Procédure inhabituelle

En signe de bonne volonté, le Ministère de la justice et le Département d’Etat américains ont envoyé des experts, mardi et mercredi, pour discuter avec les autorités turques des aspects juridiques de cette demande d’extradition. Une délégation turque, emmenée par le ministre de la Justice, Bekir Bozdag, doit ensuite se rendre aux Etats-Unis. Cette procédure inhabituelle signale l’importance du dossier pour Ankara et les pressions exercées sur Washington, à l’heure où les médias pro-Erdogan propagent toutes sortes de théories impliquant les Etats-Unis dans la tentative de putsch. Bekir Bozdag a estimé que la décision des Etats-Unis, qui appartient in fine à un tribunal fédéral, serait «politique autant que juridique».

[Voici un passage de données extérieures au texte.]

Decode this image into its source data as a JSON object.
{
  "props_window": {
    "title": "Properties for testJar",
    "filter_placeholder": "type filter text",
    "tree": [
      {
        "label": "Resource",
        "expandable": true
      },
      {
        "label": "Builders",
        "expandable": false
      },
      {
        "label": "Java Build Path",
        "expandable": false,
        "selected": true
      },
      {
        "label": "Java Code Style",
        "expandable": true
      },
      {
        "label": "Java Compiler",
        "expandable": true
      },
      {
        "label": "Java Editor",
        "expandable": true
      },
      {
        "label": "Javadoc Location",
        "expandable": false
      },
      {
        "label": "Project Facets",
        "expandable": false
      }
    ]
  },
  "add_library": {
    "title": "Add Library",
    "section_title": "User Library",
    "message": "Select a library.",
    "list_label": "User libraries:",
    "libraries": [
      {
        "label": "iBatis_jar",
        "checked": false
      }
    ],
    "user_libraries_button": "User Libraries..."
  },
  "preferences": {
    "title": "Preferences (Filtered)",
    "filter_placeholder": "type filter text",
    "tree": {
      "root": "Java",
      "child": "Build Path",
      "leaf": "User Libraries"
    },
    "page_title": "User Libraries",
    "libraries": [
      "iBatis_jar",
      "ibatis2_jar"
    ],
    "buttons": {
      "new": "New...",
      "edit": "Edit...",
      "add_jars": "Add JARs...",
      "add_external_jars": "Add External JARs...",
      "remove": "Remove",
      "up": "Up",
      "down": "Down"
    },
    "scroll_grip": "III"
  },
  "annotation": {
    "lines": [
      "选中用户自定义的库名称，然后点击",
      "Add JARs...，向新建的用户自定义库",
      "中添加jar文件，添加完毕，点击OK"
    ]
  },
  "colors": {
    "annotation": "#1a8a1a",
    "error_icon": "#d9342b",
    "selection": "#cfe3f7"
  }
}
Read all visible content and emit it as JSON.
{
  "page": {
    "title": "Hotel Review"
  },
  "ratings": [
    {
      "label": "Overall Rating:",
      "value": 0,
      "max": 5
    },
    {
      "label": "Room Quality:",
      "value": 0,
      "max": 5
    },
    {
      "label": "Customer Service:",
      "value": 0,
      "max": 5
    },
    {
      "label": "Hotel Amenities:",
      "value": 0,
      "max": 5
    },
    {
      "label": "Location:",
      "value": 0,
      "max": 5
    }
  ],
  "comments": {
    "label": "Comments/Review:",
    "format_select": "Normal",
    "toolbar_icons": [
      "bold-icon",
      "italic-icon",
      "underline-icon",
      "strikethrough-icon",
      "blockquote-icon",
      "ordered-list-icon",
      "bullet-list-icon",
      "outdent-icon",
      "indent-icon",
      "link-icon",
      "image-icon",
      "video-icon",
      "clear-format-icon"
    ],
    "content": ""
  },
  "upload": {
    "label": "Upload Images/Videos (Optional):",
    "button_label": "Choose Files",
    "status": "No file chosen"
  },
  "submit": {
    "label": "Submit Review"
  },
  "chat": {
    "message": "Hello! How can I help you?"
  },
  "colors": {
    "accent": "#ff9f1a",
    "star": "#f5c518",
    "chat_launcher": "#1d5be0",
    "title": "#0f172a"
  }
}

Que contiennent les quelque 85 «dossiers» déjà transmis par Ankara? Les responsables turcs, qui oscillent depuis le 15 juillet entre deux rhétoriques contradictoires («il n’y a pas besoin de preuves» et «nous avons plus de preuves qu’il n’en faut»), ne l’ont pas révélé. Une chose est sûre: à l’heure où plus de 40 000 personnes ont été placées en garde à vue, les comptes rendus des auditions de témoins privilégiés et les aveux des acteurs clés de la tentative de putsch atterriront bientôt – si ce n’est déjà fait – dans les bureaux du Département américain de la justice. Ces comptes rendus, cités à foison par les dirigeants turcs, sont publiés intégralement, chaque jour, dans la presse du pays.

Le chef d’état-major Hulusi Akar, otage des putschistes, y affirme par exemple que ses ravisseurs lui ont proposé de s’entretenir par téléphone «avec notre leader, Fethullah Gülen». Parmi ces putschistes avérés, l’aide de camp d’Hulusi Akar aurait expliqué devant le procureur avoir «exécuté les ordres de la communauté de Fethullah Gülen». L’un des militaires chargés de kidnapper le président Erdogan aurait aussi reconnu son allégeance au prédicateur et avancé que «tout le monde, dans le commando, appartient à ce mouvement».

Témoignages contredits

Selon un membre des forces spéciales, chargé de tenir en otage le chef de l’Armée de terre, ses supérieurs lui auraient dit agir «suivant la volonté du Hoca efendi» («le maître», surnom de Gülen dans sa communauté). Les Turcs ne manqueront pas non plus de signaler à leurs homologues américains la présence devant le commissariat central d’Istanbul la nuit du coup manqué, à l’intérieur d’un tank putschiste et en uniforme militaire, d’un chef de police démis de ses fonctions en 2014 dans le cadre de purges anti-gülenistes.

Ces témoignages sont légion, mais ils sont aussi contredits par d’autres figures du putsch qui nient leur participation ou reconnaissent leur rôle mais nient tout lien avec Gülen. Depuis son exil américain, l’intéressé dément et met en cause l’indépendance du système judiciaire turc. Ce n’est pas la moindre des ironies quand on sait que les réseaux de Gülen sont fortement soupçonnés d’avoir infiltré pendant des années ce même appareil judiciaire, avec l’accord tacite du parti de Recep Tayyip Erdogan, dont ils étaient alors l’allié.